部屋のカーペットには、いくつかの机と椅子の後を残し

白かった壁は、タバコの煙のせいか黄色増した色のキャンバスのようだった。

天井に吊られた蛍光灯の灯りも、タエ子だけを照らしていた。

「なぁ、修一郎。もしここから出られたら一番に何したいんだ?」

鉄夫はこの重苦しい雰囲気を変えたかった。

「そうだぁ。のほほん工房ってブログ知ってるか?tofuって奴が書いてるんだけど。

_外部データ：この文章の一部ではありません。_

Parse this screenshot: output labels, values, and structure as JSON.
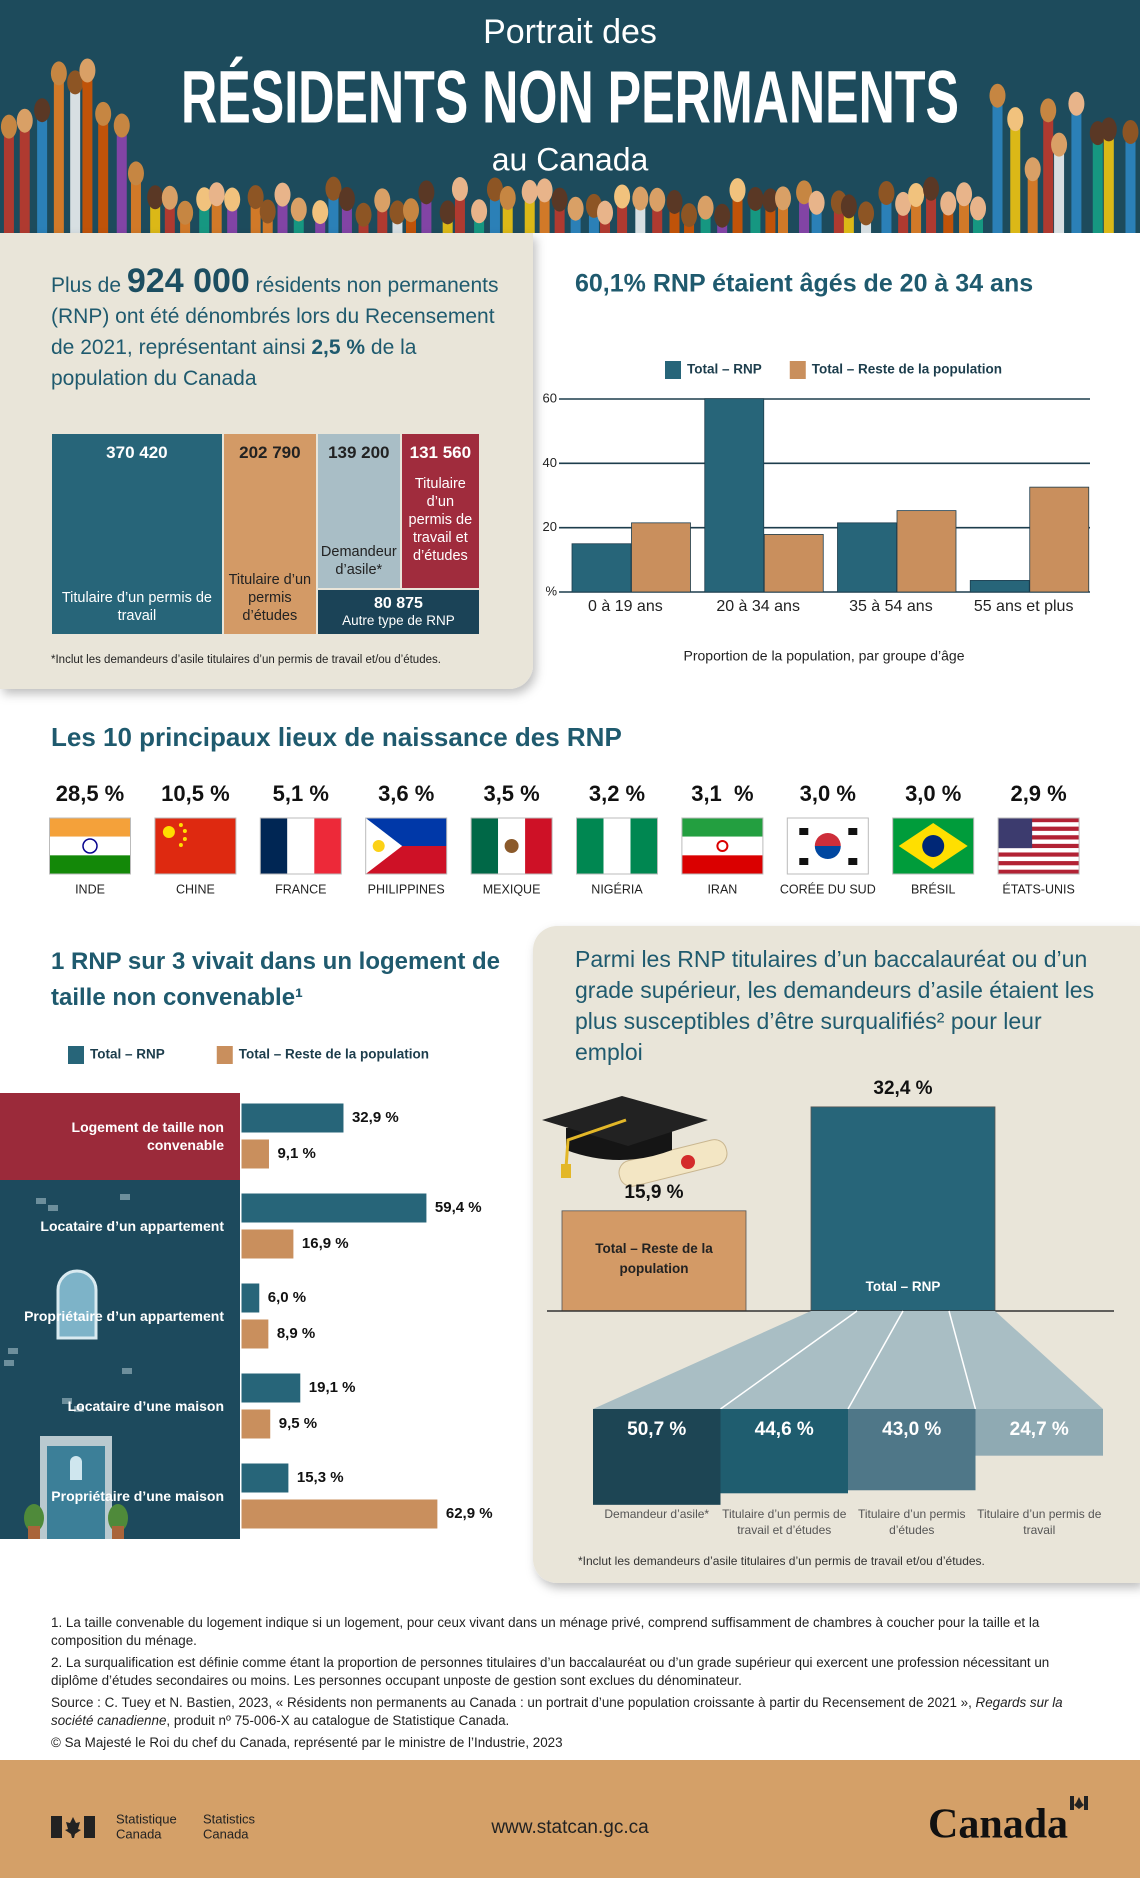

」

「私もよく観てる、すごい好き」

タエ子の瞳が、久しぶりに輝いていたかのように修一郎には見えた。

「知らなねぇな、おれは。」鉄夫が少しぶっきらぼうな口調で答えた。

「私、何度あのブログで励まされたか。思い出したらなんか少し元気がでてきた感じ」

「私、もう一回挑戦してみる。だってみたいもん!のほほん工房!」

タエ子が立ち上がり、扉の前に近づいていった。

そして、ドアノブに手やり思い切り押そうとした瞬間、彼女のヒールが折れた。

同時に彼女は体勢を崩し、後ろへ倒れかけたその時だった。

扉の向こうから光が射した。

「ドスン!」  鈍い音がした。

「痛ーい!」 タエ子は倒れた。

しかし修一郎と鉄夫はそれどころではなかった。

「開いたぞー!開いたぞー!出られるぞー!」

二人は歓喜の声を上げた。

「なんで?なんで?この扉、PUSHってかいてあるのに押すんじゃなくて、引くって事!?
 
 ならPULLじゃん!」

タエ子は、少し怒ったような表情をみせた。

「でも、これでトリックは解けたな。」

鉄夫は答えた。

「ああ、俺たちは正直 押す事しか考えてなかった。でもどれだけ押しても開かない訳だ。」

修一郎は深く息をはいた。

そして三人は、扉をくぐり表にでた。

何日ぶりだろうか。街の景色がやけに懐かしく感じた。

通りの向こうの時計台の針は、午前3時を指していた。